There are two basic types of emergencies: outbreaks and tank crashes. An outbreak refers to a wide spread problems with disease or parasites that threaten the entire tank. A tank crash is when the aquarium chemistry falls into a vicious cycle. While an outbreak can cause a tank crash if you leave the dead organic material in the tank, we will treat them as separate phenomena.
Multiple fish or corals suffering from a similar disease is an outbreak. An outbreak can wipe out all fish or corals quickly or may ramp up slowly and affect only specific more susceptible species. Calling an outbreak an emergency is relative to how fast it is progressing. Like a tank crash, the major option to consider is whether to remove the fish (or affected corals) from the main system. This is not always the best option however as some diseases may be treated within the system. There is also the possibility that removing the fish from the system may be impossible. If you choose to keep your fish/coral in the tank and attempt treat the disease, first review see if you recognize any of the common symptoms and then return to the subsequent steps for disease assessment and treatment.
- Usually the result of equipment failure or aquarium neglect (overfeeding, insufficient water changes, failure to remove dead or dying organisms). This results in
- The build up of organic waste.
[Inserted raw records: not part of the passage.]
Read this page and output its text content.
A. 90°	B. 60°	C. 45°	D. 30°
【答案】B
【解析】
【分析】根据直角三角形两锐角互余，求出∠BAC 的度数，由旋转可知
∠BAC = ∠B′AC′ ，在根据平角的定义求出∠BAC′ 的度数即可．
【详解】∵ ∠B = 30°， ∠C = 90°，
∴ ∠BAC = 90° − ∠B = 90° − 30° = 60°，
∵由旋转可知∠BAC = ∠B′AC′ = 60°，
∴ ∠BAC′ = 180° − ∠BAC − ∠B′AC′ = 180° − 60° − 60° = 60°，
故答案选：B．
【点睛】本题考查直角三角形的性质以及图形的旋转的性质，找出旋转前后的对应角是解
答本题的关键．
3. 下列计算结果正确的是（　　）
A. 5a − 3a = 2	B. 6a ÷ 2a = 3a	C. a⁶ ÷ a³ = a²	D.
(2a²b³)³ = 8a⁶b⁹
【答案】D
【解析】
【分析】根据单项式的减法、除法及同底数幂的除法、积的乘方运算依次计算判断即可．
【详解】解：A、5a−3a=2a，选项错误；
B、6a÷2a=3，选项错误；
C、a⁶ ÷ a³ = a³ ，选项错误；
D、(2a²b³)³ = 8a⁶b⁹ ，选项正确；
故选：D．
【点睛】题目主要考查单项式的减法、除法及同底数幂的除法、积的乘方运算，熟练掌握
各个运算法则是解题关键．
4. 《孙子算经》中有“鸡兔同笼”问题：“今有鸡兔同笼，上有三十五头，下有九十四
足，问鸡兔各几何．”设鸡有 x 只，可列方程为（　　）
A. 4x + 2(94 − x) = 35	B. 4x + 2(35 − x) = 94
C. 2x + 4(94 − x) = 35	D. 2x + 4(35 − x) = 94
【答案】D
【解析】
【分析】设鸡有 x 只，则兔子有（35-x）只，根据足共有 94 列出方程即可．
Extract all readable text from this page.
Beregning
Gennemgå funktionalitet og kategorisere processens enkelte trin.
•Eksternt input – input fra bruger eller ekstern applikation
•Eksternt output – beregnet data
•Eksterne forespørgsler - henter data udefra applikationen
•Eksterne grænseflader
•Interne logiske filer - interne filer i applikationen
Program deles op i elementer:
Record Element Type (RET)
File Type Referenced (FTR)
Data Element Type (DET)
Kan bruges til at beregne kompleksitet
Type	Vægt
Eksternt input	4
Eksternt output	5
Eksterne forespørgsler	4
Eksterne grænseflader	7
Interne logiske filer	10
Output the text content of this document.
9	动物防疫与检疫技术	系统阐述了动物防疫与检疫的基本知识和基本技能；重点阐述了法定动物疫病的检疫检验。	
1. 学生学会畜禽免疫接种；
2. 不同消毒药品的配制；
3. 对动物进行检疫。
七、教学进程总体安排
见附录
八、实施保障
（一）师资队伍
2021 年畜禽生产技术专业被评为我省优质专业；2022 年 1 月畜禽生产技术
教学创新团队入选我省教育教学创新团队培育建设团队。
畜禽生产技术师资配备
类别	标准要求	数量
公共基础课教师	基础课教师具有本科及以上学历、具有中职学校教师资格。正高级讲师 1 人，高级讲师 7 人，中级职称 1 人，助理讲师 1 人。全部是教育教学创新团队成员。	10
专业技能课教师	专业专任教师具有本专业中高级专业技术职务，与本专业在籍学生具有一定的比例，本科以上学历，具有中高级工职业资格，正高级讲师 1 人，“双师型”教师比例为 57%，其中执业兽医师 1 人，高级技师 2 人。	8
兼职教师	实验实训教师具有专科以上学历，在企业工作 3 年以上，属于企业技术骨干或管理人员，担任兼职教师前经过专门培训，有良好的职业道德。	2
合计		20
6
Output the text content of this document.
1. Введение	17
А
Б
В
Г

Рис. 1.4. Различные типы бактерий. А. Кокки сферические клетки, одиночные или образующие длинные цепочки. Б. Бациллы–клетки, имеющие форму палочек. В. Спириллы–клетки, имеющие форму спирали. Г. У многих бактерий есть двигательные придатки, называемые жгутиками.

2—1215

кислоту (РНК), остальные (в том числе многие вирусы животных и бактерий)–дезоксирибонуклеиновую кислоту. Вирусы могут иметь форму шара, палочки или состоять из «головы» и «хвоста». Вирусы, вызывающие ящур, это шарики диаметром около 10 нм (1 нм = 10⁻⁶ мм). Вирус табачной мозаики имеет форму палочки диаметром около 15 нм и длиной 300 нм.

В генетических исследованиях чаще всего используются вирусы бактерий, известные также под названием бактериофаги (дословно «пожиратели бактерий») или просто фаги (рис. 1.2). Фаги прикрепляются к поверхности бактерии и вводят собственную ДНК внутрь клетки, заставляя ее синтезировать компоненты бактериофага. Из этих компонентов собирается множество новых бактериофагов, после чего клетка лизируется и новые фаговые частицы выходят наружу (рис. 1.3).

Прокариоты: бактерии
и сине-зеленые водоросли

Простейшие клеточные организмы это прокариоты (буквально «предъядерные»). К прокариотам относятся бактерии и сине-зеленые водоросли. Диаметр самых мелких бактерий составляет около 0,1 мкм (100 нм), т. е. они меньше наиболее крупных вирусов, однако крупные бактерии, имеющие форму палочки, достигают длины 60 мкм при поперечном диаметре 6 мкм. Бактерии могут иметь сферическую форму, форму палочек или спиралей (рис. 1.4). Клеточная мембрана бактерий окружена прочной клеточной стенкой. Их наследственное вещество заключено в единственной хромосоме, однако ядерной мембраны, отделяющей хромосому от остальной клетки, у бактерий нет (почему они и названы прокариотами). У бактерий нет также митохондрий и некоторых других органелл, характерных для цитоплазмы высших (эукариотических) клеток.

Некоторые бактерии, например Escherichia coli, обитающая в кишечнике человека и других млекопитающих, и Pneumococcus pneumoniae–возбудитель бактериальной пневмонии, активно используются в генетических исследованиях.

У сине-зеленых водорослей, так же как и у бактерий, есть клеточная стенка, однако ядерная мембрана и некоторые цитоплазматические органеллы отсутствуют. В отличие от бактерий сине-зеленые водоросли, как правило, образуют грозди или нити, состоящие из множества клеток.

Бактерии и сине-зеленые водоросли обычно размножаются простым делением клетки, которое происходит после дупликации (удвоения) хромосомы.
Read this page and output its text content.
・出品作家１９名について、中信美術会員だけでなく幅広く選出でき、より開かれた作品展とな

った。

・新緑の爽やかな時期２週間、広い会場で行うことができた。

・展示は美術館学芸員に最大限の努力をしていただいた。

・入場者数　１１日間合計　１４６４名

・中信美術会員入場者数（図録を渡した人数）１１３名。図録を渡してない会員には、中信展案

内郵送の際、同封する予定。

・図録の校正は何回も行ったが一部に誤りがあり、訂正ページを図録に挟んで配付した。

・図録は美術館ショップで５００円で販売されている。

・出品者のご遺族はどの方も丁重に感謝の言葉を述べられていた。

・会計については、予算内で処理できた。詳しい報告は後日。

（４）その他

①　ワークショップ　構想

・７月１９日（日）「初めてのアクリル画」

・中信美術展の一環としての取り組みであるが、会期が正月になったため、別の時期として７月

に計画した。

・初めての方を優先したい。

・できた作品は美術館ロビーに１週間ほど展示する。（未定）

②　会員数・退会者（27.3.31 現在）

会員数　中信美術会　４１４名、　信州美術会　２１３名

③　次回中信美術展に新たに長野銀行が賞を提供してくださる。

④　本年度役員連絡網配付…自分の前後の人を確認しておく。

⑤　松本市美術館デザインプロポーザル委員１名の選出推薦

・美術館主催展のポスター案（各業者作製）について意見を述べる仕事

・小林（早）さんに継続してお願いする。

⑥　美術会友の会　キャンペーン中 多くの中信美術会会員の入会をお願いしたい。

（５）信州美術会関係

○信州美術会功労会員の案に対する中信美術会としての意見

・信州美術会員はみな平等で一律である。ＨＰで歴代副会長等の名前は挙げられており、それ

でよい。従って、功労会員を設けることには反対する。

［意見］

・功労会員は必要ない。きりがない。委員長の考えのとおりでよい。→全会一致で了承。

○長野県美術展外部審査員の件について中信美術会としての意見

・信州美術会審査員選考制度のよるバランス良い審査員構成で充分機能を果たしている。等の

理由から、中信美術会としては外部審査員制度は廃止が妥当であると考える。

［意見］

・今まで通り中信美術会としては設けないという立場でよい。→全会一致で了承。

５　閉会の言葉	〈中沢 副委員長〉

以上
This causes fish to either get sick from the toxicity or from opportunistic infections from being immunocompromised.
- If an outbreak leads to a substantial amount of dead organisms that are not soon removed from the aquarium, this can initiate a tank crash
- Organic wastes may surge to toxic levels.
- Microorganisms that break down this waste can surge in population and activity which may then consume all of the oxygen and cause a worse problem of anaerobic conditions in parts of or the entire tank.
- As the microogranisms convert ammonia into Nitrite, this uses up the carbonate ion the water, causing a depletion in buffer which may cause abrupt pH changes
How to recognize it
- Increased ammonia or nitrite (should never be present in an established tank
- Decreased KH and pH.
- All fish on bottom or at surface gasping.
- Corals deflated or bleaching out. Some corals may even be dissolving.
What to do -
First, if possible, remove the fish to a clean system. Ideally a quarantine tank which is already set up but this can even be a large Tupperware bin with an airstone. Acclimate them to brand new water and try to get one healthy rock or a some filter material to keep somewhat of a biological filter going to try to keep wastes (ammonia/nitrite) down. Bacteria on the rock or in the sponge will eat fish waste. You can use an ammonia binding agent (prime or Amquel) and an ammonia alert badge or API ammonia test kit (both of these are salicylate based and monitor/test free ammonia NH3 not total ammonia (NH3 plus NH4+ which is the bound form)
Next, get the dying and dead stuff out of the main tank. You can siphon (gravel vacuum) a large portion of the substrate (up to 50% each day in a critical system). Read about siphoning in the tank maintenance section.
You can do substantial daily water changes (up to 80%) to return water quality to survivable parameters.
It is important to do this slowly. Make sure not to expose animals to more than a 50% change each hour.
Remember things may continue to die for days or weeks after exposure to bad water for any amount of time.
You can do these daily until you see the animals behaving normally. Try to cater the amount of water you change out daily to the urgency of the water change based on the appearance of the animals themselves and the water quality (see previous section on when things aren't critical).
For example, if you have a 100 gallon tank and you take 80 gallons out, you have 20 gallons left. Now, do not add more than 10 gallons to this tank over the first hour (50% of 20 is 10). For the second hour, when you have thirty gallons, do not add more than 15 gallons over the course of that second hour (50% of 30 is 15).
The use of chemicals to bind toxic biological waste products ( primarily ammonia and nitrite) is a good option along with and after water changes
Purigen by Seachem will bind ammonia, organic molecules which lead to phosphates, and all the hair spray/bug spray/sun tan lotion that humans don't realize gets into tanks in the same way as activated carbon but Purigen has a higher capacity and is rechargeable with bleach. It is somewhat expensive initially but works well for a long term. You know it is used up when it turns light brown.
Water conditioners which break up chloramine and bind ammonia (Prime by Seachem and Amquel) in tap water can be used to control ammonia.